10. The Double Tree of Casorzo
SOURCE: Flickr
In Piemonte, Italy, there is a cherry tree that grows directly on top of mulberry tree.
It has to do with parasitism, but never before has this happened — both trees are fully-formed, healthy and are still living long lives.
The locals believe a bird was the culprit behind this one, and the seed it dropped was a real winner.
11. The Petrifying Well
SOURCE: Mother Shipton's Cave
In Yorkshire, England, water trickles down off a cliff side (which is shaped like a skull) into a hole where any object left in the water gets turned to stone in three to five months.
People have left teddy bears for the ultimate creepiness. The theory is either a witch’s curse or, as researchers believe, an unusually high mineral content in the water with petrifying capabilities.

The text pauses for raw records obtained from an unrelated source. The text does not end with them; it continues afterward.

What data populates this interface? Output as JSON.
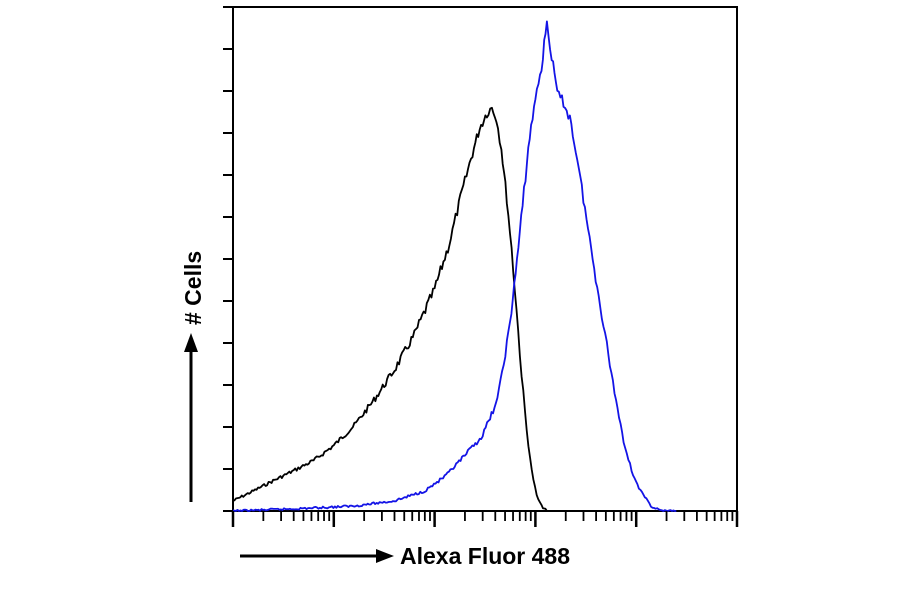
{
  "chart_data": {
    "type": "line",
    "title": "",
    "xlabel": "Alexa Fluor 488",
    "ylabel": "# Cells",
    "xscale": "log",
    "xlim": [
      1,
      100000
    ],
    "ylim": [
      0,
      100
    ],
    "y_tick_count": 12,
    "grid": false,
    "legend": "none",
    "series": [
      {
        "color": "#000000",
        "points": [
          [
            1.0,
            2
          ],
          [
            1.6,
            4
          ],
          [
            2.5,
            6
          ],
          [
            4,
            8
          ],
          [
            6.3,
            10
          ],
          [
            10,
            13
          ],
          [
            16,
            17
          ],
          [
            25,
            22
          ],
          [
            40,
            28
          ],
          [
            63,
            35
          ],
          [
            100,
            44
          ],
          [
            140,
            53
          ],
          [
            180,
            62
          ],
          [
            230,
            70
          ],
          [
            280,
            76
          ],
          [
            330,
            79
          ],
          [
            370,
            80
          ],
          [
            410,
            78
          ],
          [
            460,
            72
          ],
          [
            520,
            62
          ],
          [
            580,
            52
          ],
          [
            650,
            40
          ],
          [
            730,
            27
          ],
          [
            820,
            16
          ],
          [
            920,
            8
          ],
          [
            1030,
            3
          ],
          [
            1150,
            1
          ],
          [
            1300,
            0
          ]
        ]
      },
      {
        "color": "#1414e6",
        "points": [
          [
            1.0,
            0
          ],
          [
            5,
            0.5
          ],
          [
            16,
            1
          ],
          [
            40,
            2
          ],
          [
            80,
            4
          ],
          [
            130,
            7
          ],
          [
            200,
            11
          ],
          [
            300,
            15
          ],
          [
            420,
            22
          ],
          [
            560,
            37
          ],
          [
            700,
            55
          ],
          [
            850,
            72
          ],
          [
            1000,
            82
          ],
          [
            1150,
            88
          ],
          [
            1300,
            97
          ],
          [
            1450,
            90
          ],
          [
            1650,
            83
          ],
          [
            1900,
            81
          ],
          [
            2200,
            78
          ],
          [
            2600,
            70
          ],
          [
            3100,
            60
          ],
          [
            3700,
            50
          ],
          [
            4400,
            41
          ],
          [
            5300,
            31
          ],
          [
            6300,
            22
          ],
          [
            7500,
            14
          ],
          [
            9000,
            8
          ],
          [
            11000,
            4
          ],
          [
            14000,
            1
          ],
          [
            18000,
            0
          ],
          [
            25000,
            0
          ]
        ]
      }
    ]
  }
}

12. The Beacon of Maracaibo
SOURCE: Flow Traveller
There is a lightning storm over the Catatumbo River in Venezuela that never stops. It rages on from 7 p.m. for 10 hours, 260 nights a year.
Researchers think it has to do with uranium or a collision between the Andes Mountains through warm trade winds, evaporating water and methane from a nearby oil field.
In 2010, it stopped mysteriously for a day and then started again six weeks…but why!?
13. The Blue Pond of Hokkaido
SOURCE: Feel the Planet
There is a lake with electric blue and green water that shimmers in Hokkaido, Japan and changes with the seasons.
It’s a man-made lake, but it was intended as a reservoir. Researchers think this occurs from the aluminum hydroxide particles in the water that reflect light inexplicably.
14. Kawah Ijen
SOURCE: National Geographic News
There is a volcano that spews blue lava in Indonesia due to the sulfuric gases from the sulfur mine within. The blue-colored flames condense into liquid sulfur which spills down looking like neon-blue lava.
It’s actually not lava and it makes the air real toxic. The workers in the mine suffer through the unbreathable air while they work in the light of a pale blue glow that’s slowly killing them. Yep.
15. The Devil’s Kettle
SOURCE: Smithsonian
In Lake Superior, Minnesota, in Judge C.R. Magney State Park, a water exists that spills into two streams due to the way the rock is shaped — half the water heads into the Brule River, and the other half into a never-seemingly-ending hole.
Beyond 10 feet, the water just disappears into the dark. Researchers drop objects like ping pong balls and dyes into the water, but they haven’t solved anything yet because they don’t reappear.
It was deemed too unsafe for people to explore, but we want to see a drone sent down there now.